Policy & Regulation News

CDC Recommends Additional COVID-19 Vaccine for Elderly Populations

The CDC’s ACIP recommends that individuals 65 and older get another 2023–2024 formula COVID-19 vaccine dose.

The CDC’s ACIP recommends that individuals 65 and older get another 2023–2024 formula COVID-19 vaccine dose.

Source: Getty Images

By Veronica Salib

- On Wednesday, February 28, 2024, the CDC’s Advisory Committee on Immunization Practices (ACIP) voted to recommend that individuals ages 65 and older get an additional dose of the 2023–2024 formula COVID-19 vaccine. According to CNN, 11 individuals voted yes on this recommendation, one voted no, and another abstained.

According to an introduction to the meeting given by Matthew F. Daley, MD, working chair of the ACIP, the committee’s last meeting that discussed COVID-19 vaccines was held in September 2023. At the close of that meeting, the ACIP had recommended that all individuals six months and older should be vaccinated with one of the following two-dose series, barring any contraindications: the Moderna COVID-19 vaccine for individuals 6 months and older, the Pfizer–BioNTech COVID-19 vaccine for individuals 6 months and older, or the Novavax COVID-19 vaccine for individuals 12 years and older.

Individuals 5 and older were also advised to get an additional dose of the updated vaccine. At the same time, children between 6 months and 4 years were not considered up to date on their vaccinations unless they had one dose of the updated vaccine. Finally, immunocompromised individuals were also advised to get an additional dose of the updated vaccine.

This recent committee meeting added to those recommendations by advising individuals 65 and older to get an additional dose of the 2023–2024 formula COVID-19 vaccine.

If followed by the target population, this recommendation will offer these individuals additional protection against the infection by compensating for the waning immunity from earlier or initial vaccine doses.
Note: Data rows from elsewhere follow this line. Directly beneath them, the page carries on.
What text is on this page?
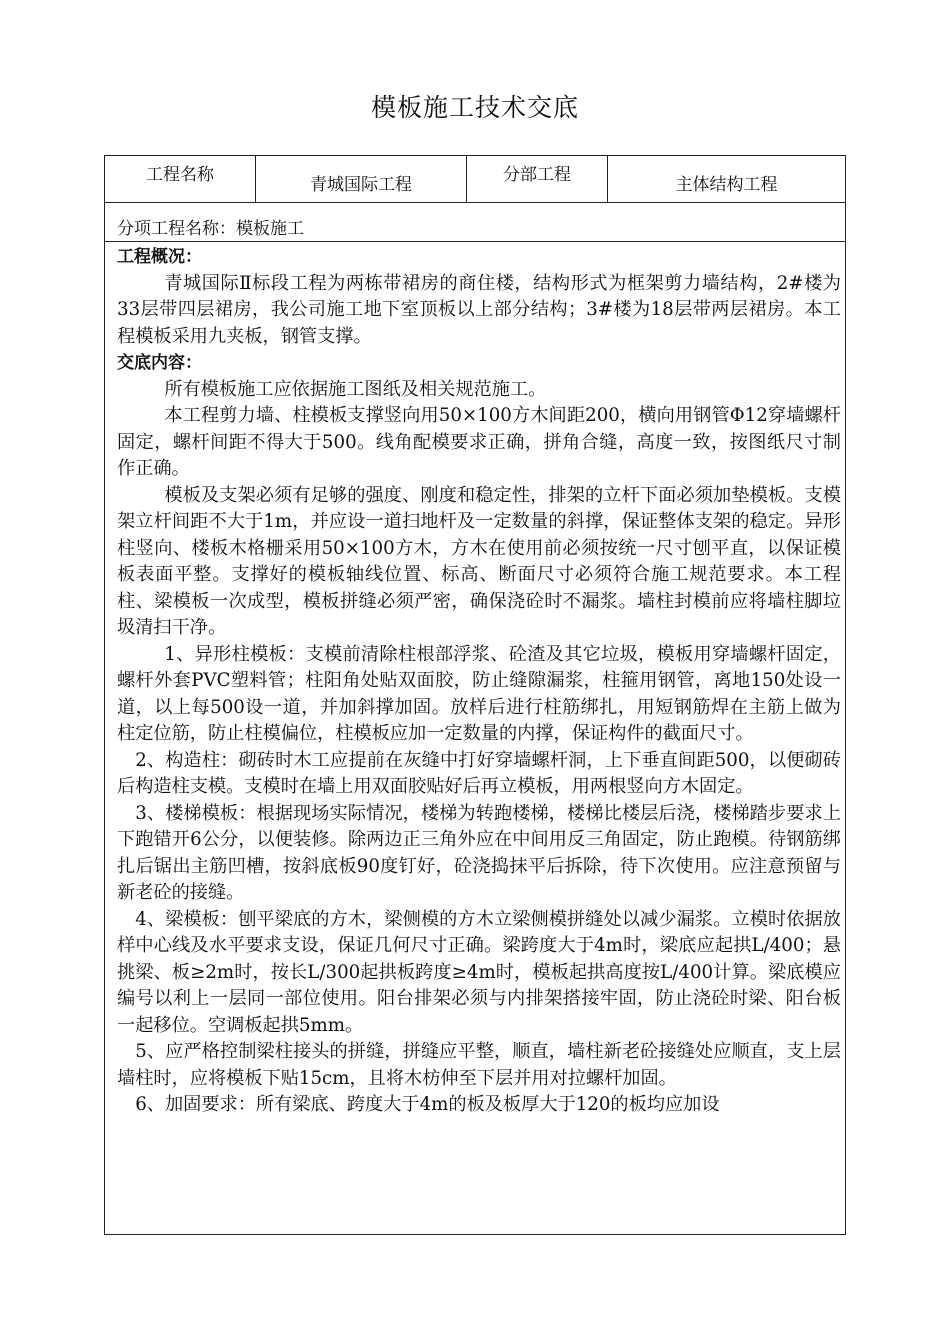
模板施工技术交底
工程名称	青城国际工程	分部工程	主体结构工程
分项工程名称：模板施工

工程概况：

青城国际Ⅱ标段工程为两栋带裙房的商住楼，结构形式为框架剪力墙结构，2#楼为33层带四层裙房，我公司施工地下室顶板以上部分结构；3#楼为18层带两层裙房。本工程模板采用九夹板，钢管支撑。

交底内容：

所有模板施工应依据施工图纸及相关规范施工。

本工程剪力墙、柱模板支撑竖向用50×100方木间距200，横向用钢管Φ12穿墙螺杆固定，螺杆间距不得大于500。线角配模要求正确，拼角合缝，高度一致，按图纸尺寸制作正确。

模板及支架必须有足够的强度、刚度和稳定性，排架的立杆下面必须加垫模板。支模架立杆间距不大于1m，并应设一道扫地杆及一定数量的斜撑，保证整体支架的稳定。异形柱竖向、楼板木格栅采用50×100方木，方木在使用前必须按统一尺寸刨平直，以保证模板表面平整。支撑好的模板轴线位置、标高、断面尺寸必须符合施工规范要求。本工程柱、梁模板一次成型，模板拼缝必须严密，确保浇砼时不漏浆。墙柱封模前应将墙柱脚垃圾清扫干净。

1、异形柱模板：支模前清除柱根部浮浆、砼渣及其它垃圾，模板用穿墙螺杆固定，螺杆外套PVC塑料管；柱阳角处贴双面胶，防止缝隙漏浆，柱箍用钢管，离地150处设一道，以上每500设一道，并加斜撑加固。放样后进行柱筋绑扎，用短钢筋焊在主筋上做为柱定位筋，防止柱模偏位，柱模板应加一定数量的内撑，保证构件的截面尺寸。

2、构造柱：砌砖时木工应提前在灰缝中打好穿墙螺杆洞，上下垂直间距500，以便砌砖后构造柱支模。支模时在墙上用双面胶贴好后再立模板，用两根竖向方木固定。

3、楼梯模板：根据现场实际情况，楼梯为转跑楼梯，楼梯比楼层后浇，楼梯踏步要求上下跑错开6公分，以便装修。除两边正三角外应在中间用反三角固定，防止跑模。待钢筋绑扎后锯出主筋凹槽，按斜底板90度钉好，砼浇捣抹平后拆除，待下次使用。应注意预留与新老砼的接缝。

4、梁模板：刨平梁底的方木，梁侧模的方木立梁侧模拼缝处以减少漏浆。立模时依据放样中心线及水平要求支设，保证几何尺寸正确。梁跨度大于4m时，梁底应起拱L/400；悬挑梁、板≥2m时，按长L/300起拱板跨度≥4m时，模板起拱高度按L/400计算。梁底模应编号以利上一层同一部位使用。阳台排架必须与内排架搭接牢固，防止浇砼时梁、阳台板一起移位。空调板起拱5mm。

5、应严格控制梁柱接头的拼缝，拼缝应平整，顺直，墙柱新老砼接缝处应顺直，支上层墙柱时，应将模板下贴15cm，且将木枋伸至下层并用对拉螺杆加固。

6、加固要求：所有梁底、跨度大于4m的板及板厚大于120的板均应加设
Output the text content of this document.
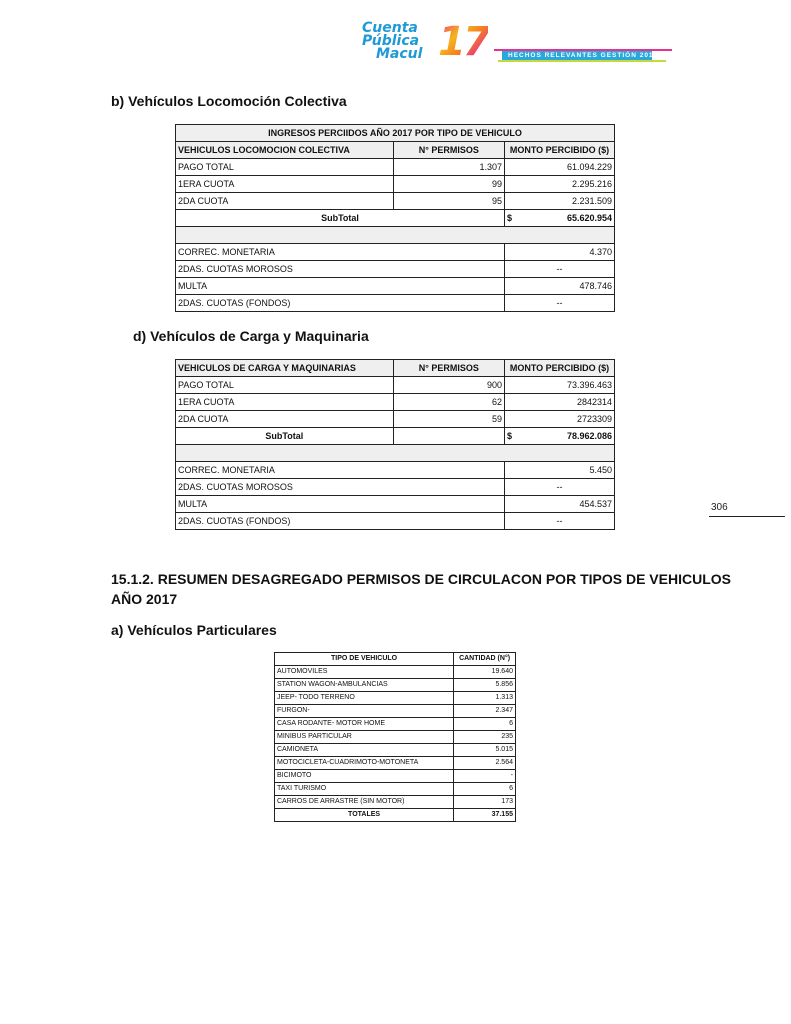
Cuenta
Pública
Macul 17	HECHOS RELEVANTES GESTIÓN 2017
b) Vehículos Locomoción Colectiva
INGRESOS PERCIIDOS AÑO 2017 POR TIPO DE VEHICULO		
VEHICULOS LOCOMOCION COLECTIVA	N° PERMISOS	MONTO PERCIBIDO ($)
PAGO TOTAL	1.307	61.094.229
1ERA CUOTA	99	2.295.216
2DA CUOTA	95	2.231.509
SubTotal		$ 65.620.954

CORREC. MONETARIA		4.370
2DAS. CUOTAS MOROSOS		--
MULTA		478.746
2DAS. CUOTAS (FONDOS)		--
d) Vehículos de Carga y Maquinaria
VEHICULOS DE CARGA Y MAQUINARIAS	N° PERMISOS	MONTO PERCIBIDO ($)
PAGO TOTAL	900	73.396.463
1ERA CUOTA	62	2842314
2DA CUOTA	59	2723309
SubTotal		$ 78.962.086

CORREC. MONETARIA		5.450
2DAS. CUOTAS MOROSOS		--
MULTA		454.537
2DAS. CUOTAS (FONDOS)		--
306
15.1.2. RESUMEN DESAGREGADO PERMISOS DE CIRCULACON POR TIPOS DE VEHICULOS
AÑO 2017
a) Vehículos Particulares
TIPO DE VEHICULO	CANTIDAD (N°)
AUTOMOVILES	19.640
STATION WAGON-AMBULANCIAS	5.856
JEEP- TODO TERRENO	1.313
FURGON-	2.347
CASA RODANTE- MOTOR HOME	6
MINIBUS PARTICULAR	235
CAMIONETA	5.015
MOTOCICLETA-CUADRIMOTO-MOTONETA	2.564
BICIMOTO	-
TAXI TURISMO	6
CARROS DE ARRASTRE (SIN MOTOR)	173
TOTALES	37.155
“What the vaccines are doing now is providing an incremental benefit or an extra benefit beyond whatever benefit someone has remaining from their past infection or past vaccination, and we know that protection from past vaccination and past infection wanes,” said Ruth Link–Gelles, PhD, MPH, at the committee meeting. “That’s important for all people in the United States but especially important for those that are the highest risk.”

Earlier this month, the CDC published a Morbidity and Mortality Weekly Report (MMWR) suggesting that the most updated COVID-19 vaccines offered adequate protection against JN.1 viral variants. Before that, the public health organization issued a respiratory illness update that identified JN.1 as the most dominant viral variant, accounting for almost 90% of all circulating variants.

The data gathered and presented by the CDC and other research studies supports recommendations for additional vaccinations among this patient population.